Scheda
Gli Atti ne registrano con continuità la presenza in Accademia a partire dal 1808: spiccatissimo è il carattere dell'opera con la quale, proprio in quell'anno, esordisce, aggiudicandosi il premio curlandese con un tema di forte emblematicità, se non di altrettanta concatenazione drammatica (Saffo si getta dalla rupe). Il Barbieri vi appare trascinato dalla 'allure' eroica che la pittura bolognese prende in quel tempo, coinvolgendovi, come pare, lo stesso Gaetano Tambroni, dalle fonti indicato concordemente come suo maestro, anch'egli molto controllato, se non esplicitamente ammonitorio ed esemplare, nei paesini della sala di Enea in Palazzo Aldini, accanto al Palagi. Ma si può pensare che il Barbieri mutasse presto registro, se negli anni subito successivi lo vediamo disertare il paese storico per dedicarsi ai suoi prediletti paesaggi, di veduta o di invenzione, che negli elenchi allegati agli atti accademici non hanno altro titolo se non quello di paese, né quasi mai maggiori specificazioni di luogo. Mutamenti potranno, al più, suggerire i diversi generi, il mare, la tempesta, la campagna, la veduta urbana, nei quali si esercita con assiduità."Artista facile, sicuro, vivace" appare a Salvatore Muzzi nel '35 (Gazzetta di Bologna, 23 maggio).
Ma già l'anno dopo, nel giudizio del Gualandi si coglie una pesante riserva: "Seguace della buona Scuola, per cui la nostra città primeggia sulle altre italiane di paesaggio, il nostro Artista merita certamente lode di operoso". Da tempo era accademico d'onore a Bologna; nel '35 ebbe lo stesso titolo dall'Accademia di Parma: e perl'occasione donò due paesini con le Vedute di Villa Aldini e di S. Michele in Bosco (Galleria Nazionale), datati rispettivamente 1832 e 1833, che bene ne rappresentano il calibro modesto, di garbato ma monotono e poi per sempre ripetitivo vedutista arcadico.
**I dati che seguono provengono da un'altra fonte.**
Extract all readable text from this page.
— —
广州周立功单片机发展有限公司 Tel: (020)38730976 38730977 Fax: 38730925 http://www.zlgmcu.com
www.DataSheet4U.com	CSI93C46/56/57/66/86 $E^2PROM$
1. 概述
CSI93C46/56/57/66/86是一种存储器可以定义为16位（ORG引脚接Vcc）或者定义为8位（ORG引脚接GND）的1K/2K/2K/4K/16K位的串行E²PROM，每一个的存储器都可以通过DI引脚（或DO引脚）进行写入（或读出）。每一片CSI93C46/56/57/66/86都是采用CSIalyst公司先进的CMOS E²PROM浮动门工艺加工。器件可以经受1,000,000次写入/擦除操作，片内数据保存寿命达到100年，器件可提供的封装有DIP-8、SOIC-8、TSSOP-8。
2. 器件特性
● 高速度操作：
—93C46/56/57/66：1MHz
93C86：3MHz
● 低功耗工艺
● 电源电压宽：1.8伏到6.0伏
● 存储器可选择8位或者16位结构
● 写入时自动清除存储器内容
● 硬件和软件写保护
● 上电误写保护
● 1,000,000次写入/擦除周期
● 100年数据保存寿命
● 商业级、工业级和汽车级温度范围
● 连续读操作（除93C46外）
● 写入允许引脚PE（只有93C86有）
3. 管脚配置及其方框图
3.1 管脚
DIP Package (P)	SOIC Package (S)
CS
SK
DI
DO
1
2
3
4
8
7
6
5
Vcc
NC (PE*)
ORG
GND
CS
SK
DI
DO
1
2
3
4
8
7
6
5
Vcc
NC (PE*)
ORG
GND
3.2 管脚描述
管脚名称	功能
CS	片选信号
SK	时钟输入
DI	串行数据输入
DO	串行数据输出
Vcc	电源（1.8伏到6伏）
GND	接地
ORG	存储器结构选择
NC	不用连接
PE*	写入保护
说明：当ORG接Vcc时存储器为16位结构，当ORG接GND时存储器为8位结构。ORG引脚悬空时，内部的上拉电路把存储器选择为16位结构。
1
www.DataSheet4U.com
E' il tono immutato dei molti quadretti che si conservano in Comune o alla Cassa di Risparmio, più spesso ispirati all'esempio di Claude, con concorde attitudine e con fare costantemente applicato. Qualche paesaggio mitologico espose di tanto in tanto (così nel 1840 e nel '42), a sostegno di un impegno per il resto molto corrente, e destinato ad una piccola committenza. Nel '43 una veduta 'presso Como' ricorda al recensore londinese di The Art-UNion "the style of Sir A. Calcott, wich is great praise" (The Art-Union, dicembre 1843). Dal '55, veterano infaticabile delle esposizioni, provoca la ripetuta insofferenza del Bellentani. E' del '58 un gruppo di opere che ne compendiano l'intera attività, l'ultima apparizione pubblica. Così suona, con maggiore carità di giudizio, il consuntivo del suo critico: "Giovanni Barbieri... quest'anno pare avere avuto in cuore di compendiare tutta la sua vita artistica, perchè dal suo classico sasso di Euridice fatto in prima gioventù (e che anche una volta si è compiaciuto di esporre) alle ultime sue collinette con tempietti, fiumicelli e ponticelli, corrono appunto que' mille quadri, onde riempì le case dei bolognesi".
Renzo Grandi
Test tratto dal volume "Dall'Accademia al vero – La pittura a Bologna prima e dopo l'Unità d'Italia", Bologna, Grafis, 1983.